Because of this NFC device for 3DS
This is the new near-field communication device for Nintendo 3DS. It will enable gamers to scan figurines into their handheld and then transfer the data between it and the Wii U. Speculation going around the internet today suggests that this could have something to do with rumoured Pokemon battle game Pokken Fighters, but nothing is certain for now. It’s similar to how Skylanders and Disney Infinity function.
It’s not a leap to suggest that Nintendo releasing a line of collectible Pokemon figures that could be scanned into the 3DS or Wii U then made to do battle would be a license to print money. I suggested as much in this blog. This could even work with a full console Pokemon RPG if it launched alongside a 3DS battle game.
That way gamers could still have that portable fighting and trading experience, but they’d collect Pokemon in the full game, or by scanning them in using action figures on the 3DS NFC device. Think of it in terms of Super Smash Bros. and the way the Wii U and 3DS games interact and feature different content and you can start to see how some sort of hyrbid experience like this might work. Would it work? I’m not so sure, but it’d be potentially disruptive and lucrative for Nintendo.

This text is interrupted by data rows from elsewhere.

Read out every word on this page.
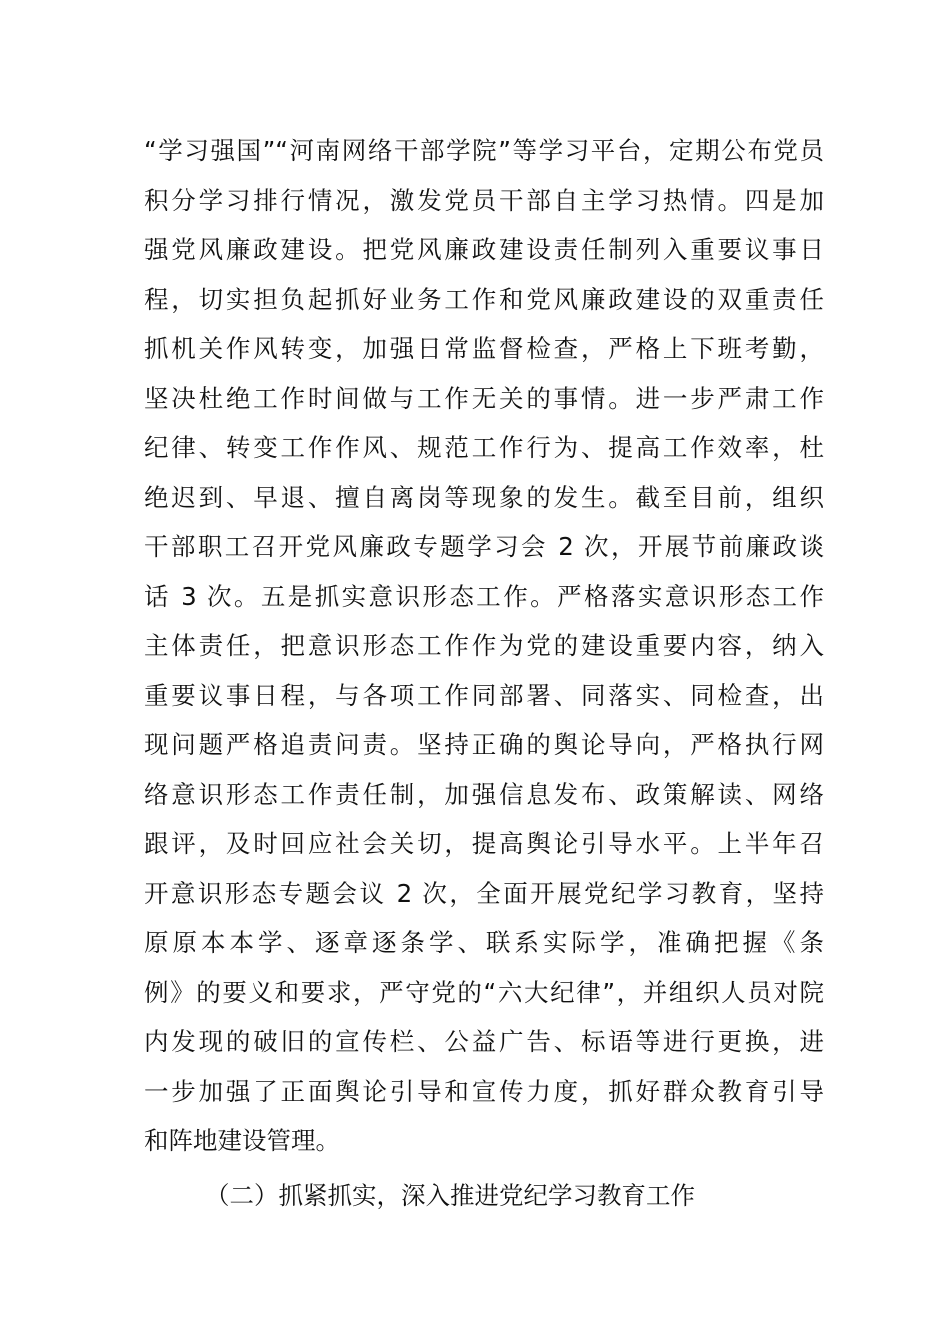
“学习强国”“河南网络干部学院”等学习平台，定期公布党员
积分学习排行情况，激发党员干部自主学习热情。四是加
强党风廉政建设。把党风廉政建设责任制列入重要议事日
程，切实担负起抓好业务工作和党风廉政建设的双重责任
抓机关作风转变，加强日常监督检查，严格上下班考勤，
坚决杜绝工作时间做与工作无关的事情。进一步严肃工作
纪律、转变工作作风、规范工作行为、提高工作效率，杜
绝迟到、早退、擅自离岗等现象的发生。截至目前，组织
干部职工召开党风廉政专题学习会 2 次，开展节前廉政谈
话 3 次。五是抓实意识形态工作。严格落实意识形态工作
主体责任，把意识形态工作作为党的建设重要内容，纳入
重要议事日程，与各项工作同部署、同落实、同检查，出
现问题严格追责问责。坚持正确的舆论导向，严格执行网
络意识形态工作责任制，加强信息发布、政策解读、网络
跟评，及时回应社会关切，提高舆论引导水平。上半年召
开意识形态专题会议 2 次，全面开展党纪学习教育，坚持
原原本本学、逐章逐条学、联系实际学，准确把握《条
例》的要义和要求，严守党的“六大纪律”，并组织人员对院
内发现的破旧的宣传栏、公益广告、标语等进行更换，进
一步加强了正面舆论引导和宣传力度，抓好群众教育引导
和阵地建设管理。
（二）抓紧抓实，深入推进党纪学习教育工作
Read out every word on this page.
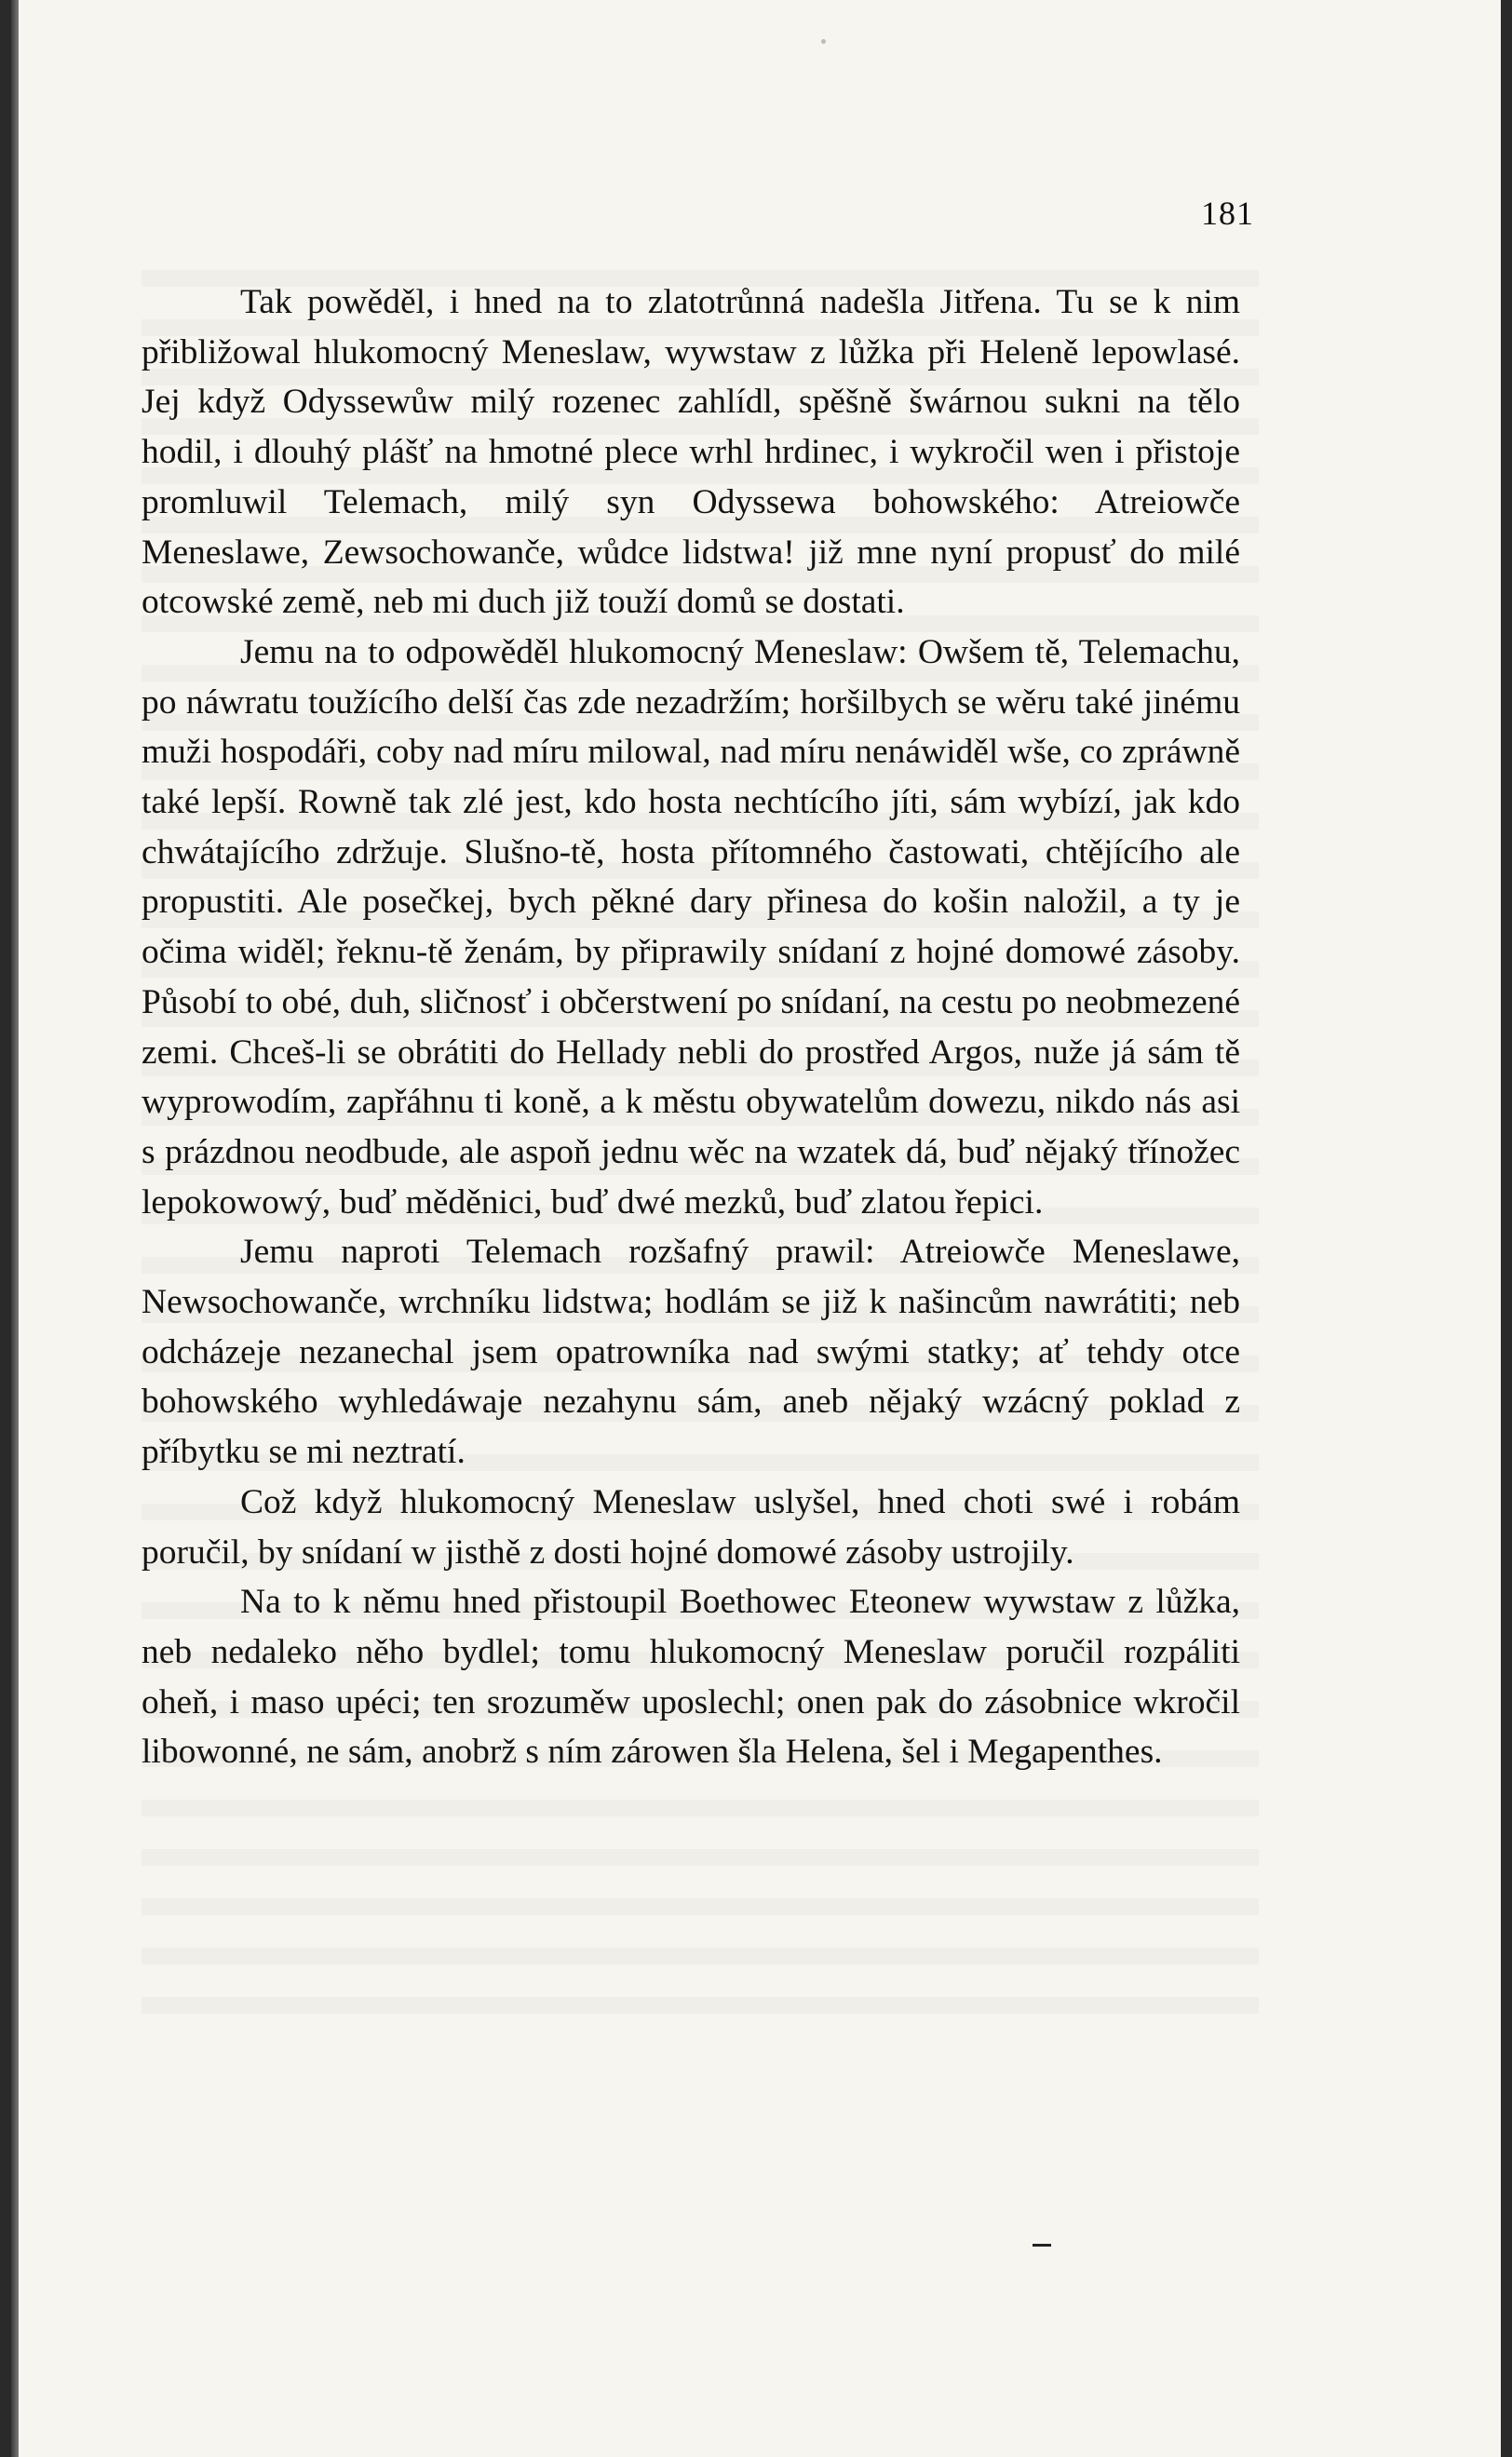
181

Tak powěděl, i hned na to zlatotrůnná nadešla Jitřena. Tu se k nim přibližowal hlukomocný Meneslaw, wywstaw z lůžka při Heleně lepowlasé. Jej když Odyssewůw milý rozenec zahlídl, spěšně šwárnou sukni na tělo hodil, i dlouhý plášť na hmotné plece wrhl hrdinec, i wykročil wen i přistoje promluwil Telemach, milý syn Odyssewa bohowského: Atreiowče Meneslawe, Zewsochowanče, wůdce lidstwa! již mne nyní propusť do milé otcowské země, neb mi duch již touží domů se dostati.

Jemu na to odpowěděl hlukomocný Meneslaw: Owšem tě, Telemachu, po náwratu toužícího delší čas zde nezadržím; horšilbych se wěru také jinému muži hospodáři, coby nad míru milowal, nad míru nenáwiděl wše, co zpráwně také lepší. Rowně tak zlé jest, kdo hosta nechtícího jíti, sám wybízí, jak kdo chwátajícího zdržuje. Slušno-tě, hosta přítomného častowati, chtějícího ale propustiti. Ale posečkej, bych pěkné dary přinesa do košin naložil, a ty je očima widěl; řeknu-tě ženám, by připrawily snídaní z hojné domowé zásoby. Působí to obé, duh, sličnosť i občerstwení po snídaní, na cestu po neobmezené zemi. Chceš-li se obrátiti do Hellady nebli do prostřed Argos, nuže já sám tě wyprowodím, zapřáhnu ti koně, a k městu obywatelům dowezu, nikdo nás asi s prázdnou neodbude, ale aspoň jednu wěc na wzatek dá, buď nějaký třínožec lepokowowý, buď měděnici, buď dwé mezků, buď zlatou řepici.

Jemu naproti Telemach rozšafný prawil: Atreiowče Meneslawe, Newsochowanče, wrchníku lidstwa; hodlám se již k našincům nawrátiti; neb odcházeje nezanechal jsem opatrowníka nad swými statky; ať tehdy otce bohowského wyhledáwaje nezahynu sám, aneb nějaký wzácný poklad z příbytku se mi neztratí.

Což když hlukomocný Meneslaw uslyšel, hned choti swé i robám poručil, by snídaní w jisthě z dosti hojné domowé zásoby ustrojily.

Na to k němu hned přistoupil Boethowec Eteonew wywstaw z lůžka, neb nedaleko něho bydlel; tomu hlukomocný Meneslaw poručil rozpáliti oheň, i maso upéci; ten srozuměw uposlechl; onen pak do zásobnice wkročil libowonné, ne sám, anobrž s ním zárowen šla Helena, šel i Megapenthes.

Because Ni No Kuni was brilliant
Aside from the process of capturing Pokemon, Level-5’s PS3 smash Ni No Kuni: Wrath of the White Witch had a lot in common with Game Freak’s series. It saw a young boy called Oliver and his pals battling enemies with his troupe of summoned creatures, which could be nurtured and evolved by feeding them treats and levelling through battle.
It was both colourful and whimsical thanks to Studio Ghibli’s distinct aesthetic, and stands as perhaps the best modern example of what a full Pokemon RPG might look like. While it looked lovely in motion, it didn’t require the pinnacle of visual tech to run thanks to its block colours and cartoon style. Again, Game Freak wouldn’t have to load this thing full of stupidly detailed textures or other graphical highlights, just keep it clean and befitting of the series.
Because it would be awesome
I get the feeling a lot of people still look down on Pokemon as a simplistic play-thing for children. It’s really not. In truth, these games are deep, engrossing RPGs that suck you in with their addictive capturing mechanic and endearing worlds. Consider just how attractive and engaging the top-down handheld entries are, now imagine just how amplified those qualities could be in a 3D setting.
It’s an attractive prospect, but basically taking the format and dropping it into the third-person wouldn’t be enough. Nintendo and Game Freak know it’s not that simple. Both companies have been saying that Pokemon just feels right on handheld, given the nature of its sharing and battle mechanics. That’s not to say these components couldn’t be made to work in tandem with 3DS, or perhaps there’s some new method of play that’s going overlooked as a result of this reluctance.
This is a tricky problem, and falls into the same ballpark as the Final Fantasy 7 remake. Just how do you bring something so revered into the modern age while still retaining those initial qualities? It’d be a daunting task fraught with danger, but I have faith that Nintendo could pull it off.
In the end, we’ve seen enough Pokemon fans over the years calling out for a full 3D entry to the series and right now, at a time where Nintendo needs to make back a significant deal of money, it should be listening and catering to those requests. The question is, what would that end-product look like?